Adesso che per noi “la casa brucia” se non riusciamo a chiudere il rubinetto dell’immigrazione almeno in parte, siamo costretti a finirla con le idiozie buoniste a tutti costi ed a prospettarci azioni estreme come la chiusura dei porti.
E’ chiaro però che una politica seria in materia non può prescindere dalla collaborazione sul terreno dei libici.
Motovedette libiche che pattuglino le coste , cosa tutt’altro che difficile perché i porti libici di imbarco sono pochi e sono divenuti affollati come caselli di autostrada e quindi facilmente individuabili.
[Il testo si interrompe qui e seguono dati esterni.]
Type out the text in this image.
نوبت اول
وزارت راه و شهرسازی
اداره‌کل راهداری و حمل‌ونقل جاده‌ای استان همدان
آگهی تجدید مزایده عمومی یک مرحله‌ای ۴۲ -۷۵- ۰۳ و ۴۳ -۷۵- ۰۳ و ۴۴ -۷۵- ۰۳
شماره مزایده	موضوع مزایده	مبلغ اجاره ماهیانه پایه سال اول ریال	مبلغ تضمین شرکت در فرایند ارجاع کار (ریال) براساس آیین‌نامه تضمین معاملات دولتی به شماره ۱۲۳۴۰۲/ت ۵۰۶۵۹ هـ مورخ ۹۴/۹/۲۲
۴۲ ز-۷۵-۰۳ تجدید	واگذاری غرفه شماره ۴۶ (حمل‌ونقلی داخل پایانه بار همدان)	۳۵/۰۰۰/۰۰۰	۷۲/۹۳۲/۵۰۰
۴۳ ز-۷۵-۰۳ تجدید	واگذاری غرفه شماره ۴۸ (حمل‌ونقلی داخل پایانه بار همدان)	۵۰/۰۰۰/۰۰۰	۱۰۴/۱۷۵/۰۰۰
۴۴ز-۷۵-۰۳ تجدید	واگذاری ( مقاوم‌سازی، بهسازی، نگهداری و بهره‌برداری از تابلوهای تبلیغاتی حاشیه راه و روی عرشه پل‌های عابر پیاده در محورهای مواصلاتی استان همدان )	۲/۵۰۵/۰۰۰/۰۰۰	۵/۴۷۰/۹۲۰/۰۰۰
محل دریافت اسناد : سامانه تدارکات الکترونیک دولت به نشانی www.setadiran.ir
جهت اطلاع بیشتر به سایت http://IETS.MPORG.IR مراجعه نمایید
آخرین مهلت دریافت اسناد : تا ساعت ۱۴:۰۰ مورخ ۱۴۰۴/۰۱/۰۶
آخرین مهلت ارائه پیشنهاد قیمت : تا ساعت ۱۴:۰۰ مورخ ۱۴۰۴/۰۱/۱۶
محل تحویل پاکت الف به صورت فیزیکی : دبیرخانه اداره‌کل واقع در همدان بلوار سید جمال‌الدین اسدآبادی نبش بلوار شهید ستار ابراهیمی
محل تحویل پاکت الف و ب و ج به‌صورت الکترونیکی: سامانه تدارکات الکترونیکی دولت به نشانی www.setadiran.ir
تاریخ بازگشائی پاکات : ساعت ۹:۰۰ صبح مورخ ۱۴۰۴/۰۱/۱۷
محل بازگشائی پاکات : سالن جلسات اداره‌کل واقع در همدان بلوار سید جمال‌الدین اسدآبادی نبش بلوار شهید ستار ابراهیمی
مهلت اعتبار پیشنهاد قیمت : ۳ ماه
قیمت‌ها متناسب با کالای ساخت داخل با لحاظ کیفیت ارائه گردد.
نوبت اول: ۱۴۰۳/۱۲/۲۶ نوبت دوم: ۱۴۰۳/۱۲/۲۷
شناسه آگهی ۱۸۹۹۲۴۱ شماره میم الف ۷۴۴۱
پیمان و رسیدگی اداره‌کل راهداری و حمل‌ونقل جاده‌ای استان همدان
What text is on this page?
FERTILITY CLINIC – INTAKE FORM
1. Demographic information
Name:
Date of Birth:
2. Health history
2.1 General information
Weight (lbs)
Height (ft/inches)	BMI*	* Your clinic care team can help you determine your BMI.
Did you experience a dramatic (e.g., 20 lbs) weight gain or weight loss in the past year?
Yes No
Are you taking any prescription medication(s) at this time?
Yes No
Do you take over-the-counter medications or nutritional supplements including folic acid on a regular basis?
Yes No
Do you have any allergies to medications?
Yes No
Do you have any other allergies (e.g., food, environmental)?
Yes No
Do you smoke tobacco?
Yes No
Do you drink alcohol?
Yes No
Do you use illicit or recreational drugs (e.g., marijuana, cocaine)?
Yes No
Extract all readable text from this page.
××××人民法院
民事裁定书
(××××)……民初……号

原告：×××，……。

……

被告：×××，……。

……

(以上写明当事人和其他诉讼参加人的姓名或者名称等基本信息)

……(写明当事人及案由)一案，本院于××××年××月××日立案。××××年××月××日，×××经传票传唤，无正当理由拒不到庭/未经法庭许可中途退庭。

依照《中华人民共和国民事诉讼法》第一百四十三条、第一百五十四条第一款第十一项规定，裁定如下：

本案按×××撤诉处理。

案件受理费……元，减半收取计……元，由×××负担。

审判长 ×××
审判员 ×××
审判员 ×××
E poi, campi profughi in Libia o in Tunisia, chiamiamoli pure Hot spot se il termine inglese riesce ad attenuare l’assoluta spiacevolezza della sostanza della cosa, dove mantenere decentemente questa enormità di umanità sofferente, identificarli, spiegare loro che hanno fatto la peggiore cacchiata della loro vita a vendere cose e indebitarsi per andare dove oggi nessuno li vuole e dove per il momento non c’è obiettivamente più posto per loro.
Dargli un po di soldi per tornare e possibilmente riportarli al loro paese dopo avere stipulato le necessarie intese.
Per favore finiamola con piagnistei pietistici e falsi.
Usiamo in tutte le tappe di queste procedure la massima umanità possibile ma non nascondiamoci che la riuscita o meno di tutta la procedura è solo ed esclusivamente questione di soldi.
Se volete una conferma andate a chiederlo a una certa Angela Merkel che in argomento la sa lunga avendoci fatto tirare fuori 8 miliardi di fondi europei per fare le stesse cose in Turchia, procedure che funzionano come un orologio svizzero proprio perché ben lubrificato da una montagna di soldi.